Fundo de renda fixa com liquidez imediata: um problema. Por Caio Barbuio

Todo investidor sabe que antes de começar a investir em renda variável, ou em ativos menos líquidos, é preciso compor uma reserva de emergência. Essa é a parcela do seu portfólio que não deve correr riscos, pois precisa estar prontamente à disposição. O mais importante aqui não é o rendimento, mas a previsibilidade e a segurança.
Nos últimos anos, muitos pequenos investidores com certa aversão a risco migraram da poupança e dos títulos públicos pós-fixados para fundos de renda fixa de liquidez imediata, na expectativa de obterem uma rentabilidade acima da SELIC sem correr riscos. A migração para tais fundos de renda fixa foi fruto da indicação das corretoras que, ainda hoje, costumam sugerir esse tipo de produto financeiro sob o argumento de que apresentam baixíssima volatilidade.
No entanto, os investidores, sem saber, acabavam alocando recursos em um produto que continha crédito privado, o que na prática correspondia a emprestar dinheiro para empresas.
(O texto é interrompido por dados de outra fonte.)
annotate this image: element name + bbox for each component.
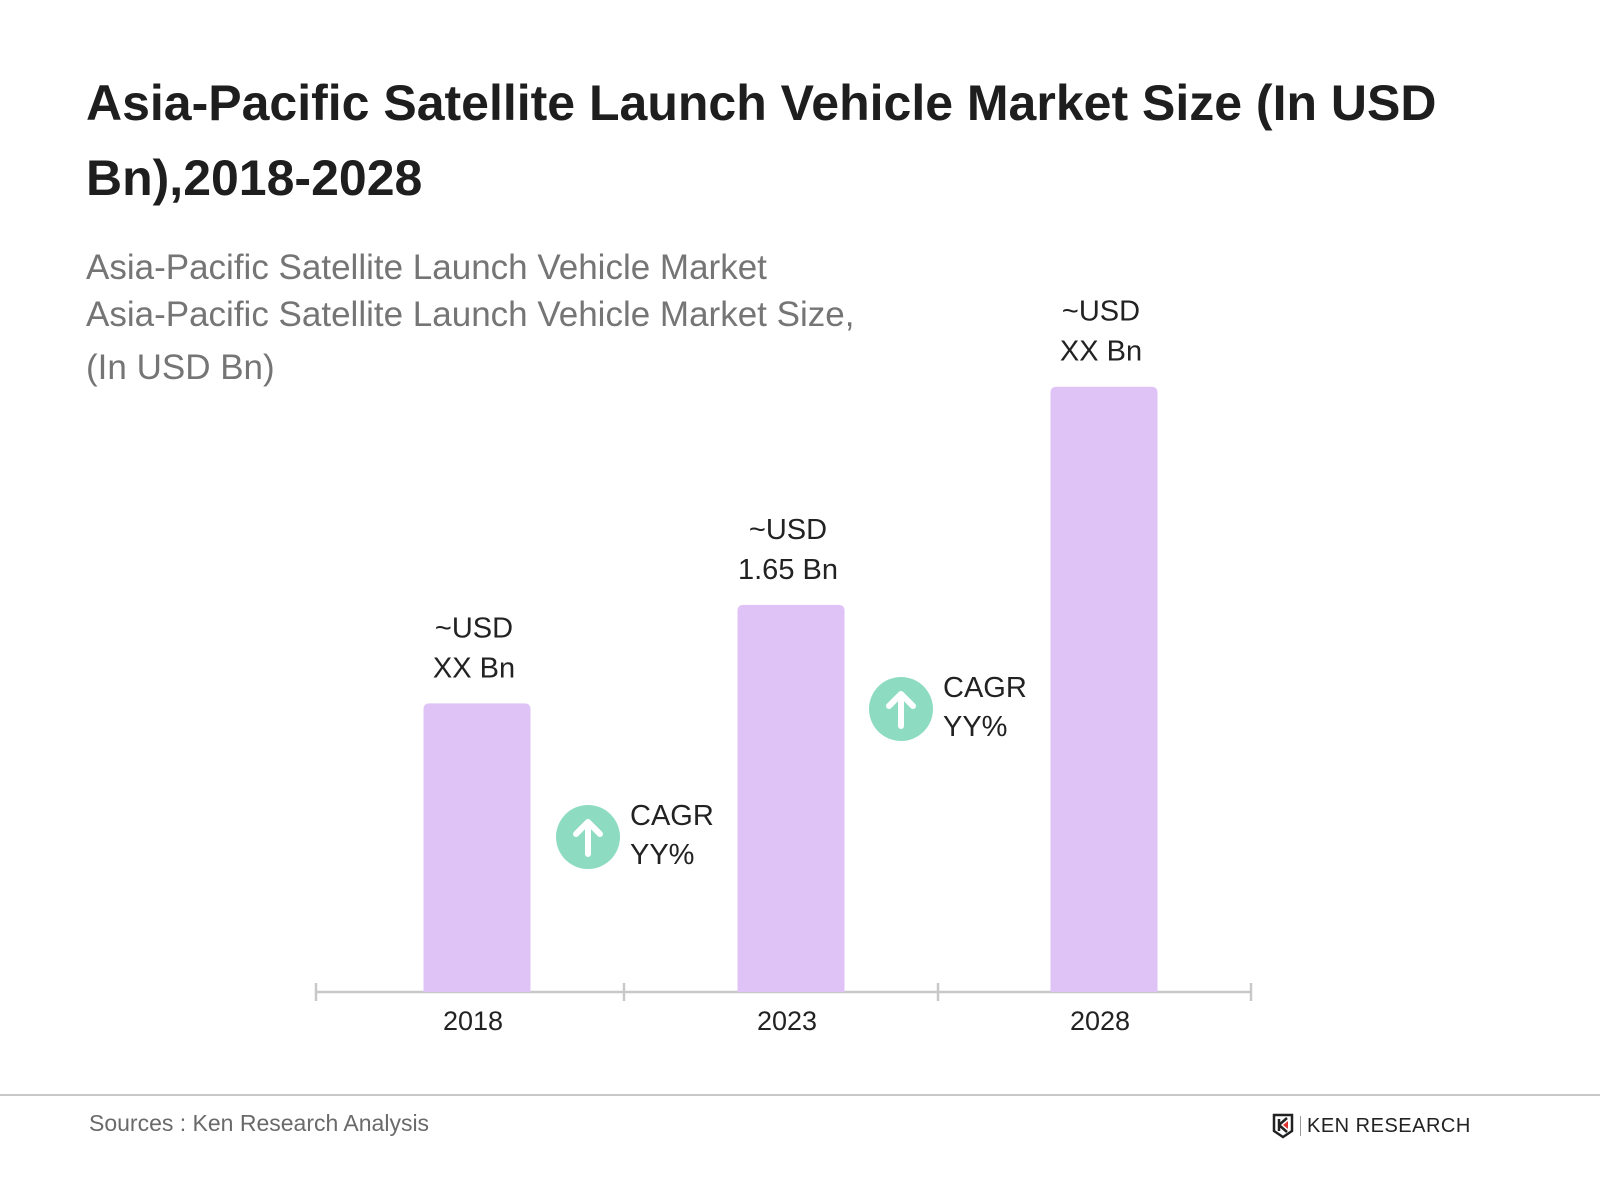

Ou seja, os investidores ficavam expostos aos riscos de mercado e de crédito sem ter consciência disso, uma vez que, ludibriados pelas corretoras, interpretavam a baixa volatilidade como ausência de risco.
Durante muitos meses esses investidores obtiveram um retorno mensal razoavelmente constante, acima da Selic ou CDI. Eles pensavam: “Que bom! Não é muito, mas é melhor que deixar meu recurso aplicado em Tesouro Selic. Não preciso correr o risco da bolsa e ainda posso sacar quando quiser”. Enganaram-se todos.
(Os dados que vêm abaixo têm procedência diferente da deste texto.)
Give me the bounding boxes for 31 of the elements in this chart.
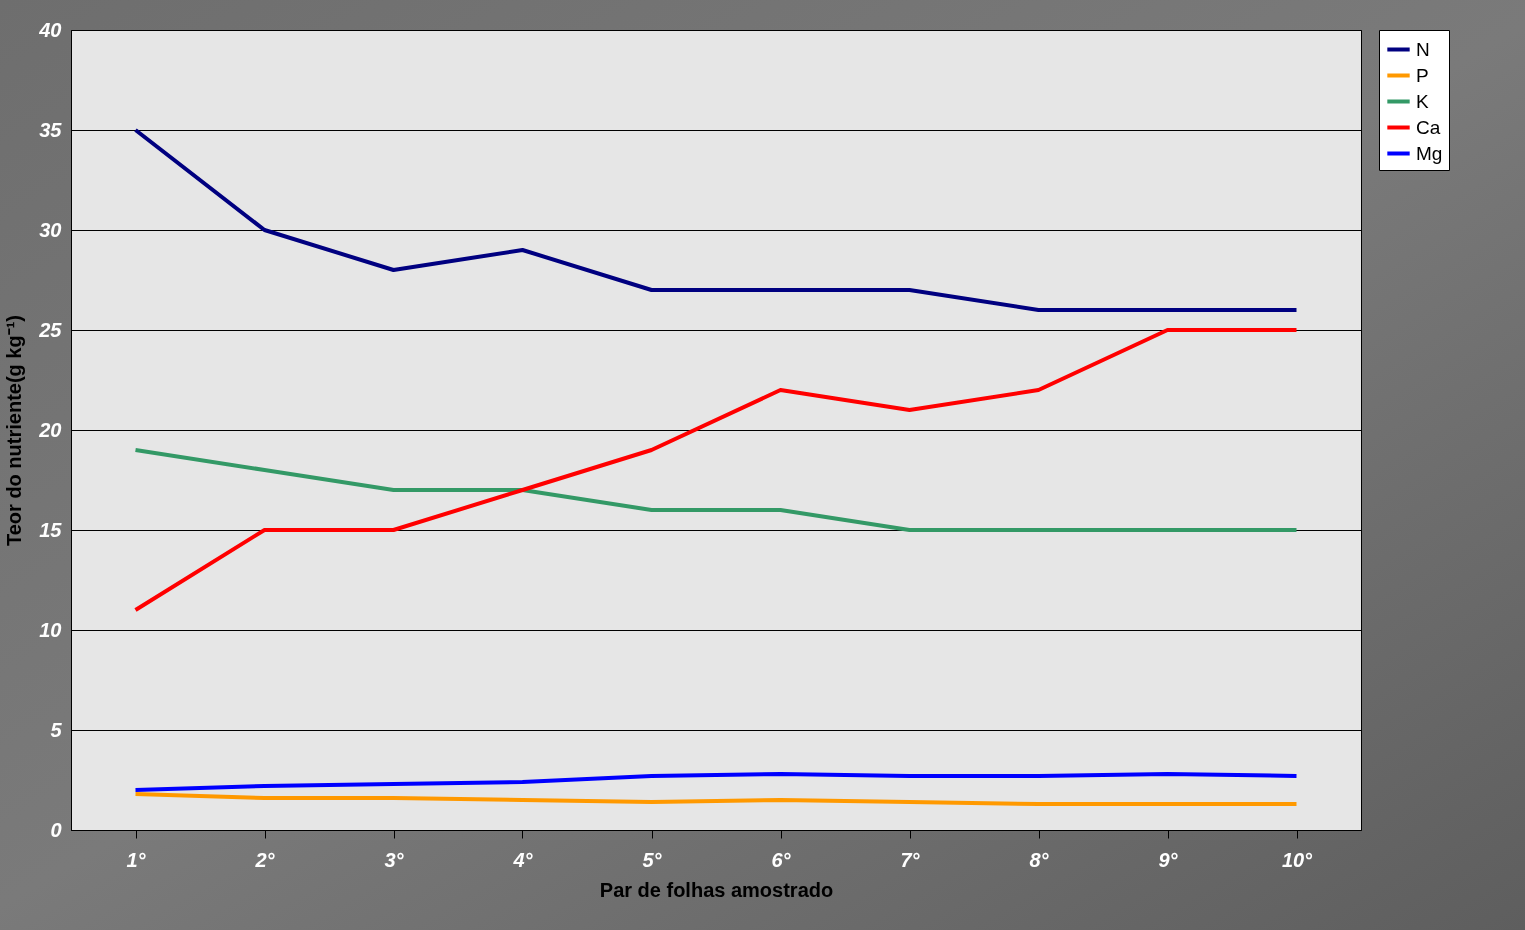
x-tick-label: 8° xyxy=(1029,848,1050,871)
legend-label: K xyxy=(1416,90,1429,112)
line-series xyxy=(133,772,1299,792)
y-tick-label: 5 xyxy=(50,718,63,741)
y-tick-label: 20 xyxy=(38,418,62,441)
y-tick-label: 35 xyxy=(39,118,63,141)
x-tick-label: 7° xyxy=(900,848,921,871)
legend-label: Ca xyxy=(1416,116,1441,138)
x-tick-label: 10° xyxy=(1281,848,1314,871)
x-tick-label: 9° xyxy=(1158,848,1179,871)
x-axis-title: Par de folhas amostrado xyxy=(599,878,834,901)
y-tick-label: 10 xyxy=(39,618,62,641)
legend-label: N xyxy=(1416,38,1430,60)
x-tick-label: 4° xyxy=(512,848,534,871)
line-series xyxy=(133,328,1299,612)
y-tick-label: 15 xyxy=(39,518,63,541)
y-tick-label: 0 xyxy=(50,818,62,841)
legend-label: Mg xyxy=(1416,142,1443,164)
x-tick-label: 2° xyxy=(254,848,276,871)
x-tick-label: 6° xyxy=(771,848,792,871)
line-series xyxy=(133,448,1299,532)
line-series xyxy=(133,792,1299,806)
y-tick-label: 30 xyxy=(39,218,62,241)
legend-label: P xyxy=(1416,64,1429,86)
x-tick-label: 5° xyxy=(642,848,663,871)
y-tick-label: 40 xyxy=(38,18,62,41)
x-tick-label: 3° xyxy=(384,848,405,871)
y-axis-title: Teor do nutriente(g kg⁻¹) xyxy=(3,314,26,547)
line-series xyxy=(133,128,1299,312)
y-tick-label: 25 xyxy=(38,318,63,341)
x-tick-label: 1° xyxy=(126,848,147,871)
Em março de 2020, quando surgiu a crise provocada pela Covid-19, os fundos de renda fixa de liquidez imediata chegaram a cair 3% (três por cento), prejudicando os investidores justo quando eles mais precisavam dos recursos. Muitas pessoas nem mesmo sabiam que esse tipo de fundo poderia sofrer rentabilidade negativa, dado que historicamente isso não ocorria. Pensava-se que, no máximo, se deixaria de ganhar, mas nunca perder.
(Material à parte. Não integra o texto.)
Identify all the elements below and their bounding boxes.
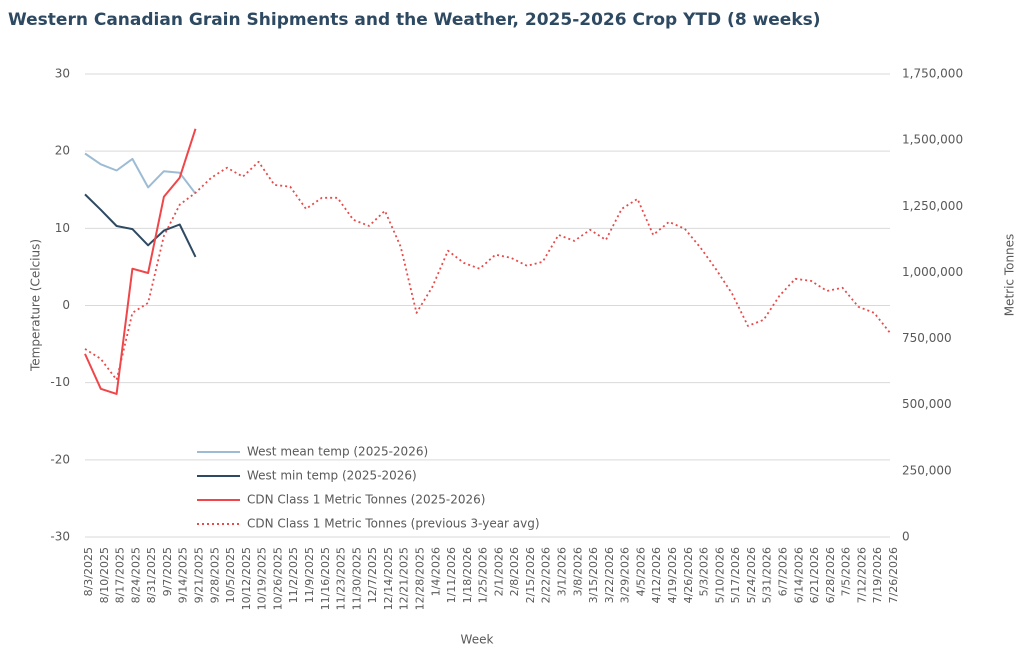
y-tick-label: 10 (55, 221, 70, 235)
y2-tick-label: 750,000 (902, 331, 952, 345)
x-tick-label: 3/15/2026 (587, 547, 600, 603)
x-tick-label: 12/14/2025 (382, 547, 395, 610)
x-tick-label: 8/3/2025 (82, 547, 95, 596)
x-tick-label: 10/12/2025 (240, 547, 253, 610)
y-tick-label: -10 (50, 375, 70, 389)
legend-item: CDN Class 1 Metric Tonnes (previous 3-ye… (247, 517, 540, 531)
x-tick-label: 10/5/2025 (224, 547, 237, 603)
y2-tick-label: 1,500,000 (902, 133, 963, 147)
x-tick-label: 10/26/2025 (271, 547, 284, 610)
x-tick-label: 9/28/2025 (208, 547, 221, 603)
x-tick-label: 9/14/2025 (177, 547, 190, 603)
x-tick-label: 7/12/2026 (855, 547, 868, 603)
x-tick-label: 4/12/2026 (650, 547, 663, 603)
x-tick-label: 2/1/2026 (492, 547, 505, 596)
y-tick-label: 0 (62, 298, 70, 312)
x-tick-label: 2/8/2026 (508, 547, 521, 596)
x-tick-label: 8/31/2025 (145, 547, 158, 603)
y-tick-label: 20 (55, 144, 70, 158)
x-tick-label: 12/21/2025 (398, 547, 411, 610)
x-tick-label: 11/2/2025 (287, 547, 300, 603)
y2-tick-label: 500,000 (902, 397, 952, 411)
x-tick-label: 9/21/2025 (192, 547, 205, 603)
x-axis-label: Week (461, 633, 494, 647)
x-tick-label: 5/3/2026 (698, 547, 711, 596)
series-line (84, 193, 197, 258)
x-tick-label: 5/17/2026 (729, 547, 742, 603)
x-tick-label: 5/31/2026 (761, 547, 774, 603)
y2-axis-label: Metric Tonnes (1003, 234, 1017, 317)
x-tick-label: 12/7/2025 (366, 547, 379, 603)
x-tick-label: 6/14/2026 (792, 547, 805, 603)
x-tick-label: 1/18/2026 (461, 547, 474, 603)
x-tick-label: 9/7/2025 (161, 547, 174, 596)
x-tick-label: 4/19/2026 (666, 547, 679, 603)
x-tick-label: 10/19/2025 (256, 547, 269, 610)
legend-item: West min temp (2025-2026) (247, 469, 417, 483)
x-tick-label: 1/11/2026 (445, 547, 458, 603)
y2-tick-label: 250,000 (902, 463, 952, 477)
x-tick-label: 5/24/2026 (745, 547, 758, 603)
x-tick-label: 8/24/2025 (129, 547, 142, 603)
y-tick-label: -30 (50, 530, 70, 544)
series-line (84, 128, 197, 395)
x-tick-label: 7/26/2026 (887, 547, 900, 603)
y2-tick-label: 0 (902, 530, 910, 544)
x-tick-label: 4/5/2026 (634, 547, 647, 596)
x-tick-label: 4/26/2026 (682, 547, 695, 603)
x-tick-label: 6/21/2026 (808, 547, 821, 603)
x-tick-label: 12/28/2025 (413, 547, 426, 610)
x-tick-label: 1/4/2026 (429, 547, 442, 596)
y-tick-label: 30 (55, 67, 70, 81)
y2-tick-label: 1,000,000 (902, 265, 963, 279)
x-tick-label: 5/10/2026 (713, 547, 726, 603)
x-tick-label: 2/15/2026 (524, 547, 537, 603)
x-tick-label: 11/16/2025 (319, 547, 332, 610)
x-tick-label: 7/5/2026 (840, 547, 853, 596)
x-tick-label: 6/7/2026 (777, 547, 790, 596)
legend-item: West mean temp (2025-2026) (247, 445, 428, 459)
x-tick-label: 1/25/2026 (477, 547, 490, 603)
x-tick-label: 6/28/2026 (824, 547, 837, 603)
x-tick-label: 11/23/2025 (335, 547, 348, 610)
x-tick-label: 11/30/2025 (350, 547, 363, 610)
series-line (84, 160, 891, 381)
x-tick-label: 3/1/2026 (556, 547, 569, 596)
x-tick-label: 7/19/2026 (871, 547, 884, 603)
x-tick-label: 8/10/2025 (98, 547, 111, 603)
x-tick-label: 2/22/2026 (540, 547, 553, 603)
x-tick-label: 3/29/2026 (619, 547, 632, 603)
chart-title: Western Canadian Grain Shipments and the… (8, 10, 821, 30)
x-tick-label: 3/8/2026 (571, 547, 584, 596)
series-line (84, 152, 197, 195)
y-axis-label: Temperature (Celcius) (29, 239, 43, 372)
x-tick-label: 3/22/2026 (603, 547, 616, 603)
x-tick-label: 11/9/2025 (303, 547, 316, 603)
y2-tick-label: 1,250,000 (902, 199, 963, 213)
x-tick-label: 8/17/2025 (114, 547, 127, 603)
y-tick-label: -20 (50, 452, 70, 466)
y2-tick-label: 1,750,000 (902, 67, 963, 81)
legend-item: CDN Class 1 Metric Tonnes (2025-2026) (247, 493, 485, 507)
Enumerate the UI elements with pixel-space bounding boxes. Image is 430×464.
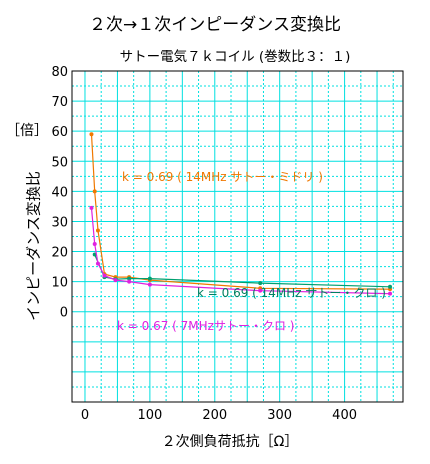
x-tick-label: 400	[332, 408, 357, 423]
series-annotation: k = 0.69 ( 14MHz サトー・ミドリ )	[122, 170, 323, 184]
data-point	[92, 189, 97, 194]
y-tick-label: 40	[51, 185, 68, 200]
y-tick-label: 30	[51, 215, 68, 230]
data-point	[258, 281, 263, 286]
tick-labels: 0 10 20 30 40 50 60 70 80 0 100 200 300 400	[51, 65, 357, 423]
series-3	[89, 205, 393, 296]
y-tick-label: 50	[51, 155, 68, 170]
y-tick-label: 10	[51, 276, 68, 291]
y-tick-label: 70	[51, 95, 68, 110]
series-annotation: k = 0.67 ( 7MHzサトー・クロ )	[117, 319, 294, 333]
y-axis-unit-label: ［倍］	[6, 123, 48, 139]
data-point	[92, 242, 97, 247]
x-tick-label: 0	[81, 408, 89, 423]
grid	[72, 71, 403, 402]
data-point	[258, 288, 263, 293]
y-tick-label: 20	[51, 246, 68, 261]
plot-frame	[71, 70, 404, 403]
chart-subtitle: サトー電気７ｋコイル (巻数比３：１)	[119, 49, 351, 65]
y-tick-label: 0	[60, 306, 68, 321]
chart-title: ２次→１次インピーダンス変換比	[89, 15, 341, 35]
data-point	[388, 284, 393, 289]
data-point	[95, 228, 100, 233]
data-point	[89, 132, 94, 137]
data-point	[147, 282, 152, 287]
y-tick-label: 80	[51, 65, 68, 80]
data-point	[127, 279, 132, 284]
data-point	[113, 278, 118, 283]
data-point	[102, 273, 107, 278]
series-layer	[89, 132, 393, 296]
annotations: k = 0.69 ( 14MHz サトー・ミドリ ) k = 0.69 ( 14M…	[117, 170, 386, 333]
y-tick-label: 60	[51, 125, 68, 140]
x-tick-label: 300	[267, 408, 292, 423]
series-line	[90, 134, 391, 290]
series-line	[90, 207, 391, 295]
series-1	[89, 132, 393, 292]
data-point	[388, 291, 393, 296]
x-axis-label: ２次側負荷抵抗［Ω］	[161, 434, 299, 450]
data-point	[147, 276, 152, 281]
data-point	[95, 261, 100, 266]
x-tick-label: 200	[202, 408, 227, 423]
series-annotation: k = 0.69 ( 14MHz サトー・クロ )	[197, 286, 386, 300]
data-point	[127, 276, 132, 281]
x-tick-label: 100	[137, 408, 162, 423]
data-point	[89, 205, 94, 210]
Ficou evidente que, ao contrário do que sempre foi dito pelas corretoras, o principal problema desse tipo de investimento é o fato de ele possuir liquidez imediata. Em uma analogia contemporânea, pode-se dizer que o fundo de liquidez imediata possui o mesmo problema que uma sala de cinema.
Isso porque antigamente, ao se construir uma sala de cinema, o proprietário era obrigado a seguir rigorosas normas de segurança, que ainda hoje persistem. As portas precisavam possuir sinalizações luminosas; os materiais acústicos usados no forro e na parede precisavam ser apropriados, de lenta combustão em caso de incêndio; havia a necessidade de se colocar luzes a cada 40 centímetros para indicar a saída e etc.
Mesmo com tais normas de segurança, quando ocorria um incêndio, havia, quase sempre, vítimas fatais. E por quê? Por que o pânico gerado pelo incêndio era mais nocivo que o próprio incêndio.
Para minimizar esse problema, os engenheiros bolaram uma ideia simples: A instalação de portas anti-pânico, que só abrem de dentro para fora e possuem barras de 1,20 m de largura em vez de maçanetas, sendo possível abri-las utilizando apenas o antebraço.
Os fundos de renda fixa de liquidez imediata, tal qual uma antiga sala de cinema, ficam vulneráveis ao pânico dos investidores quando estes se deparam com uma crise, o que equivaleria ao incêndio nas antigas salas de cinema. Isto é, da mesma maneira que aquelas, esses fundos não possuem portas anti-pânico.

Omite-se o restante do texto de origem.